To see how the momentous injustice of this can play out, let’s assume for the sake argument that our neighbor, John Yossarian, pleads guilty to selling real estate without a proper license, which in Arizona is a felony offense. After his plea the court automatically revokes Yossarian’s right to vote, and orders him to pay a $10,000 fine. This means Yossarian must also pay a $1,000 surcharge to the state clean elections fund on top of that fine. He can no longer sell real estate, so Yossarian cannot get a good job and earn a significant income. After eighteen months he successfully completes probation and doesn’t get into trouble again, but working for minimum wage at a fast food restaurant means he has no extra money to pay either the fine or the surcharge. Consequently Yossarian’s right to vote is not restored, and he cannot vote against his state representative and their tough on crime platform in the 2018 election. Even if Yossarian does scrape together the $11,000 it will take to get his voting rights back, a percentage of that money will help fund his representative’s re-election campaign against a more progressive opponent who, unlike Yossarian’s representative, wants to end mass incarceration and over-criminalization.

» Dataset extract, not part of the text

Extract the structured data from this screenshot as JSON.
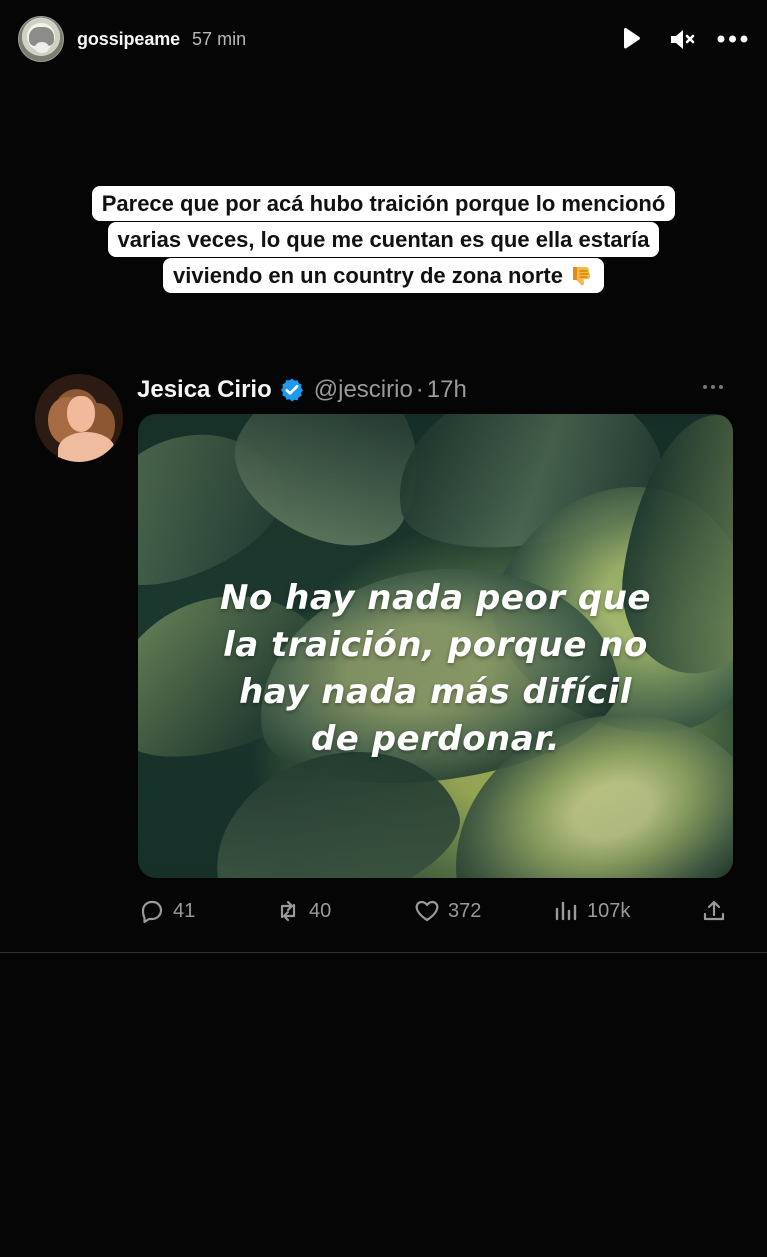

This is the realty of the Clean Elections Act, and its injustice plays out hundreds of times a day in courtrooms all over our state. The intention behind the Act – ameliorating the effect of money on elections – may have been noble, but as is so often the case in our history, it is the poorest and most helpless among us who must pay the price for our noble efforts. That price isn’t cheap, and can be measured by the 221,170 Arizonans who could not vote in the last election for a better and more equitable society.